IBM Developer Blog

Follow the latest happenings with IBM Developer and stay in the know.

Reduced boot time and DLPAR time with LMT improvements

Some of the key factors that are important for system administrators during system maintenance are how long it takes to apply system patches or updates that require a reboot and how fast the system resources can be reconfigured without disrupting the existing workloads.

Boot time is an important component of system performance as users must wait for the boot operation to complete before they can use the device. It is the time taken for a device to be ready to operate after the power has been turned on. Slow boot times would make the system owners to refuse to apply any patches or updates that require a reboot.

Dynamic logical partitioning (DLPAR) is the capability of a logical partition (LPAR) to be reconfigured dynamically, without having to shut down the operating system that runs in the LPAR. DLPAR enables memory, CPU capacity, and I/O interfaces to be moved non-disruptively between LPARs within the same server. This support exists on IBM AIX since AIX 5L. System owners expect DLPAR operations to have minimal impact on the currently running workloads.

This blog talks about the AIX 7.3 system boot and DLPAR optimizations.

AIX 7.3 comes with an optimized boot phase which will have much shorter boot time when compared to a similar configuration with earlier AIX releases. AIX 7.3 has also significantly optimized the CPU and memory dynamic LPAR operations.

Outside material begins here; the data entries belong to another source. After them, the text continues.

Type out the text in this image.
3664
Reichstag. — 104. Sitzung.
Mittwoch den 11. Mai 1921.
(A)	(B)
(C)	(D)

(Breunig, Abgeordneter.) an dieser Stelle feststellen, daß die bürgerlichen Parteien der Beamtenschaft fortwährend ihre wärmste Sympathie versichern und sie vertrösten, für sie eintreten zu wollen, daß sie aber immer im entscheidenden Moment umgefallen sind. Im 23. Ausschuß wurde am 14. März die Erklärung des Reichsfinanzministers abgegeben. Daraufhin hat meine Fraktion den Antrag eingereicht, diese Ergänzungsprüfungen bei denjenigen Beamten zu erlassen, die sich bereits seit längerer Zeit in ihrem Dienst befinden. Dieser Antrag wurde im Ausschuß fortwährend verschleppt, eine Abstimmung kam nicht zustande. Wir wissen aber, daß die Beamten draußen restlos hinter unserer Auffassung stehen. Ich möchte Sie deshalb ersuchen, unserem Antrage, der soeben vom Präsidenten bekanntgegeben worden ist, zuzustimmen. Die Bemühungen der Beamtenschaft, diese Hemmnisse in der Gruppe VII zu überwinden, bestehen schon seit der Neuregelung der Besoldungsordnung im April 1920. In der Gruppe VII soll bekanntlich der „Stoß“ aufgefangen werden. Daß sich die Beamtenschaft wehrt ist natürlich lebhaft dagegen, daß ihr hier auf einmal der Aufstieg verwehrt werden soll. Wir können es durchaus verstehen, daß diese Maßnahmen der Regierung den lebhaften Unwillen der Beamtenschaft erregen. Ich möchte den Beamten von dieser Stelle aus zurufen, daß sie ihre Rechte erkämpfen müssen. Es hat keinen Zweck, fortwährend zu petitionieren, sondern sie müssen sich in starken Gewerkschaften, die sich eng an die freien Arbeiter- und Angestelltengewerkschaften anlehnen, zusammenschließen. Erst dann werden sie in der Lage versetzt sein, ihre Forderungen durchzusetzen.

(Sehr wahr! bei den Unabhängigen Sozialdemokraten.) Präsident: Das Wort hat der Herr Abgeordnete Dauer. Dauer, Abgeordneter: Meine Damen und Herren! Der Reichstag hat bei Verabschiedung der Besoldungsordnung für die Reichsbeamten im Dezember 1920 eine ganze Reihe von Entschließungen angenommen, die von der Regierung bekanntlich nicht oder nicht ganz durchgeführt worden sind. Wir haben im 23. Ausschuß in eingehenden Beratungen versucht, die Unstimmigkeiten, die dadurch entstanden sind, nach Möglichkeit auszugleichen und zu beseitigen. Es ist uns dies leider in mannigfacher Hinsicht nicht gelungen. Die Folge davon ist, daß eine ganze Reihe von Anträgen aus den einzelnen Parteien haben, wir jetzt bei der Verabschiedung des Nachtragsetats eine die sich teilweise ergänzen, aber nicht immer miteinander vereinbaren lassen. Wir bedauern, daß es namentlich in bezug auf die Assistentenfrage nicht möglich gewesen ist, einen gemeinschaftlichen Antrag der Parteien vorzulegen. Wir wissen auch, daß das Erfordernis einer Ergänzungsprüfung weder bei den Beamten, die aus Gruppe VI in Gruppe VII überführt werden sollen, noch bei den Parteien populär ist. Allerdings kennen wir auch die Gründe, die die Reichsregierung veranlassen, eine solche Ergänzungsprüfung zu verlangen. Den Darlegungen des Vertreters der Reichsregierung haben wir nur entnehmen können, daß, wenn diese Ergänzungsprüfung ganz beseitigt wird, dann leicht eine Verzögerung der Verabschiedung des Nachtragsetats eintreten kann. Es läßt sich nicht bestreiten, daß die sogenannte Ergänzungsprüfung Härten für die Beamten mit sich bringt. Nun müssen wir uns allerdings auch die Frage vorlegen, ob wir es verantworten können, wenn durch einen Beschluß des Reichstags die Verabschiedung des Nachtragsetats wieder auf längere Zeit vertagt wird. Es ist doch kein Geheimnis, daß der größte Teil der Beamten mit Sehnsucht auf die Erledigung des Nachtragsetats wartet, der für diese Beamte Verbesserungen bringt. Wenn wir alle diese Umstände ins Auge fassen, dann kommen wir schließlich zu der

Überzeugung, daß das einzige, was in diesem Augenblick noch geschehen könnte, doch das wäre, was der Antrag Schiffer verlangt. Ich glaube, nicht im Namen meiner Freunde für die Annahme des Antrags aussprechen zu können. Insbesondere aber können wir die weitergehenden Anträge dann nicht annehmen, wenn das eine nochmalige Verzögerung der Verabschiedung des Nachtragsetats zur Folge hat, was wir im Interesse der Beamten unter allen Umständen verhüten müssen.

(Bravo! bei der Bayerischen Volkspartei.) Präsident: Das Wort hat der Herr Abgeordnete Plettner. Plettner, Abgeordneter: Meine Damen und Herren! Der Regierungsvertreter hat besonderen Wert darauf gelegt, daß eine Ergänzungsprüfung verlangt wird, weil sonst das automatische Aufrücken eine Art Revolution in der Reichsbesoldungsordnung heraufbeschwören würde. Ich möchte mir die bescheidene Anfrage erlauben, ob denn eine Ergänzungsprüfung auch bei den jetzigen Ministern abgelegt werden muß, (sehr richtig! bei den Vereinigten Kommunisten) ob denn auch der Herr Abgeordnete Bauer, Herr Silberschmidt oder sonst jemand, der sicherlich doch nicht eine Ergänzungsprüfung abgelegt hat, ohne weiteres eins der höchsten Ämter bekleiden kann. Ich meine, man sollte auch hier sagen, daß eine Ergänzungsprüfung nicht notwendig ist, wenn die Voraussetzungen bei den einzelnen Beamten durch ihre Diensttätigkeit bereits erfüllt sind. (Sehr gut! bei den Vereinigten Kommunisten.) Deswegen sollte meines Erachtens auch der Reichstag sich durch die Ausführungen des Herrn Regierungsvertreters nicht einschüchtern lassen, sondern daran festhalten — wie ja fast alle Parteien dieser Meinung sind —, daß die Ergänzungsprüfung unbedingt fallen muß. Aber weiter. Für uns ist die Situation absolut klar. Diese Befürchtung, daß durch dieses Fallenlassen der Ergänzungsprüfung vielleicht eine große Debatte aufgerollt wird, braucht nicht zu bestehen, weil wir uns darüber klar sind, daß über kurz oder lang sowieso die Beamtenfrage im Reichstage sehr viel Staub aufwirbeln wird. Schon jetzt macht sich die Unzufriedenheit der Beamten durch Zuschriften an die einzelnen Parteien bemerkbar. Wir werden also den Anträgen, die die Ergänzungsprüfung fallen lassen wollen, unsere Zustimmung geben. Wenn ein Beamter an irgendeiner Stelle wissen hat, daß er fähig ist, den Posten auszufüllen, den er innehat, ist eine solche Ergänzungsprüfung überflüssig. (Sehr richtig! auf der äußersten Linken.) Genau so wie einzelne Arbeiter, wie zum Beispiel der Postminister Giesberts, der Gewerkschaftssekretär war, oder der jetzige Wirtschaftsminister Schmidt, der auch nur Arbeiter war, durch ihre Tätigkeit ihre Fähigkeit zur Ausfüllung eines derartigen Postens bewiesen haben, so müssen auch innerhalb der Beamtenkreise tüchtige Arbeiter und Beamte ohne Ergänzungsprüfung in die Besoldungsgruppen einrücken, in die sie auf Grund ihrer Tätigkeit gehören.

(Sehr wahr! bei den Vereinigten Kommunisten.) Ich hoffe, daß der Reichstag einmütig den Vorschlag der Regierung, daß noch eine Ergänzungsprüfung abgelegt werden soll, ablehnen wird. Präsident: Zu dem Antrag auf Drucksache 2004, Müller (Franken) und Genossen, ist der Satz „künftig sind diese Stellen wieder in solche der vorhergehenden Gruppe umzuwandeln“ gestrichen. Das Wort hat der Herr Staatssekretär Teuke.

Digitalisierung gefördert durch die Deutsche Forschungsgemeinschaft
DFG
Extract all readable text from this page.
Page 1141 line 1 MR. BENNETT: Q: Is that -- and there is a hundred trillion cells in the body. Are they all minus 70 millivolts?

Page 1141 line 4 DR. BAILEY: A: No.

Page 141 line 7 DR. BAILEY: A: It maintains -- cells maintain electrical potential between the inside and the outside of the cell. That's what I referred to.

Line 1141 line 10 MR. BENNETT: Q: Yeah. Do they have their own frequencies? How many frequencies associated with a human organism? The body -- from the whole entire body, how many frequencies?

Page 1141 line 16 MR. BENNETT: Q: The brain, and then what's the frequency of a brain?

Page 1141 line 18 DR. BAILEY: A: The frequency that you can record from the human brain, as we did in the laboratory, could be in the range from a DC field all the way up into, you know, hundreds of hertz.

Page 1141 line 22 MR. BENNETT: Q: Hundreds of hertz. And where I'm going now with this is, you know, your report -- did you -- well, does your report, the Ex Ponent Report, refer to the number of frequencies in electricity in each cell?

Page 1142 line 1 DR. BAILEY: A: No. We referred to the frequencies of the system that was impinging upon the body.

Both were achieved by the redesign of the Lightweight Memory Trace (LMT) infrastructure.

LMT is a critical reliability, availability, and serviceability (RAS) function on AIX, which is ON by default. To enhance the boot phase, the LMT buffer allocation which occurs early in the boot phase was redesigned and optimized. In AIX 7.3, during boot, LMT will allocate only sufficient buffer size that is sufficient to capture traces during the boot. After the boot, the LMT buffers are resized in the background without holding the boot process, there by resulting in significant improvements in boot times.

Memory Size
(in TB)
Boot time till login prompt
(in sec)
Boot time reduction
Power9 (with AIX 7.2 TL5) Power10 (with AIX 7.2 TL5) Power10 (with AIX 7.3) AIX optimization effect AIX + Power10 effect
1 137.81 107.12 72.37 32.44% 47.5%
2 215.27 193.08 97.28 49.62% 54.8%
3 286.77 252.59 126.41 49.95% 55.9%
4 340.43 299.35 159.72 46.64% 53.1%

The above table captures the reduction in AIX boot time (in percentage) on a large memory system with 48 cores in simultaneous multithreading (SMT) mode 8. AIX 7.3 is supported on IBM Power8 and later processors. The latest Power processor at the time of writing this blog is IBM Power10 and so the data has been captured in comparison with it. On an average, we noticed more than 50% reduction in AIX boot time on IBM Power10 compared to IBM Power9.

LMT buffer management was also optimized for the DLPAR operations. The LMT buffers that are allocated per CPU may sometimes need to be resized during CPU or memory DLPAR operations to keep the total LMT buffer size under predefined system limits. The resize operations were optimized, and this resulted in significant reduction in the time spent on DLPAR operations.

CPU DLPAR completion time Power9 versus Power10
Memory size DLPAR operations Operation completion in sec Performance improvement on Power10
Power9 (7.2 TL5) Power10 (7.3)
512 GB ADD 24 Core 191 17 91%
REM 24 Core 33 14 57%
1 TB ADD 24 Core 360 25 93%
REM 24 Core 70 21 70%
1.5 TB ADD 24 Core 420 35 91%
REM 24 Core 81 24 70%
1.5 TB ADD 24 Core 262 35 86%
REM 24 Core 44 19 56%
2.5 TB ADD 24 Core 53 42 20%
REM 24 Core 30 16 46%

This table shows the time spent on the DLPAR process for adding and removing 24 cores with different memory sizes. The LPAR originally had 48 cores running in the default SMT 8 mode. The REM operation removes 24 cores and the ADD operation adds back those removed cores.

As can be seen in the above table, there is a significant improvement in both ADD and REM paths. The scaling issue exists only till 2 TB memory on this setup, which was significantly reduced under the new design improvements.

These optimizations are part of continuous and committed efforts from IBM AIX to better serve its customers. Reducing the time spent on boot and reconfiguration can provide a better administrative experience and is usually welcomed by the AIX system administrators.